# What is best???



## loiue (Sep 7, 2011)

Hi all. Feeling like my relationship is at an end. I try to appreciate my partner. I try to listen to him take his advice etc. I tell him I love him, he does most of the time.
Then there are other times where he is angry and stressed and bitter he tells me he hates me when i do certain things, calls me names, says im lazy and a slob and he tells me to keep acting the way i am and i am just adding to his list that makes him want to leave, and that one day he will. 
I understand that he is stressed, works long hours, we have personal problems, that all cause stress and anxiety with him. I am trying to be understanding and think he doesn't mean it and usually he will apologize but then we always seem to be back to sqaure one.
I feel that we have grown apart, I still love him and i think he still loves me. We seem to be too different to even get along sometimes. I love him but i feel that i am the complete oposite of what he wants and the type of person he wants to be with, and when he belittles me and berates me I dont like it.
I dont know what to do? 
I dont know what is best for everyones wellbeing? We have 2 kids and we are expecting a third. I dont know if separating will be best for my childrens wellbeing? 
Does anyone have any ideas or advice? I am mainly concerned how a separation will affect my kids.


----------



## that_girl (Jul 6, 2011)

That is very emotionally abusive 

Just because someone is stressed doesn't mean they should go around saying these things. Threatening to leave is mean. It makes you walk on eggshells and doesn't make for a healthy marriage or relationship.

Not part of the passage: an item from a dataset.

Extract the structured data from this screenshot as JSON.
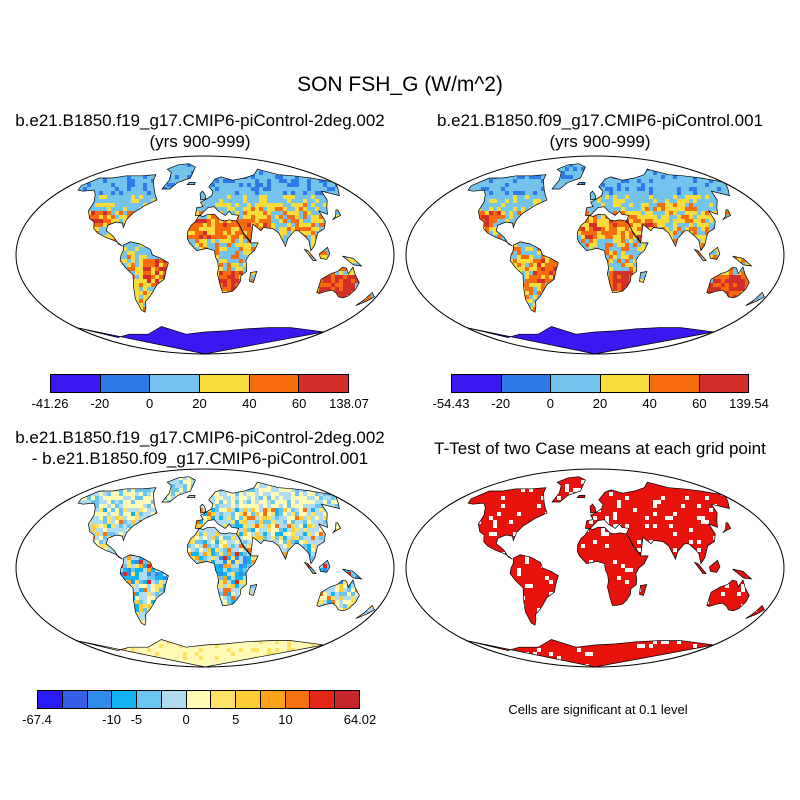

Would he ever be up for counseling?


----------



## loiue (Sep 7, 2011)

Ive suggested it. He isnt keen doesnt see how talking about things will help.
I suspect he is depressed sometimes when i suggest seeing a gp or counsellor he doesnt see the point.
I was seeing a cousellor for some other personal reasons. He sat in with me and doesnt understand how it helps.

I love him and want to help but am at a loss because we always end up in the same situtations arguments etc. 

There is lack of trust on both sides of the relationship so i dont feel that helps and ok i am partly to blame but he isnt perfect either.

I have read some of your other posts that_girl and think it is great that you are getting help with your own issues.


----------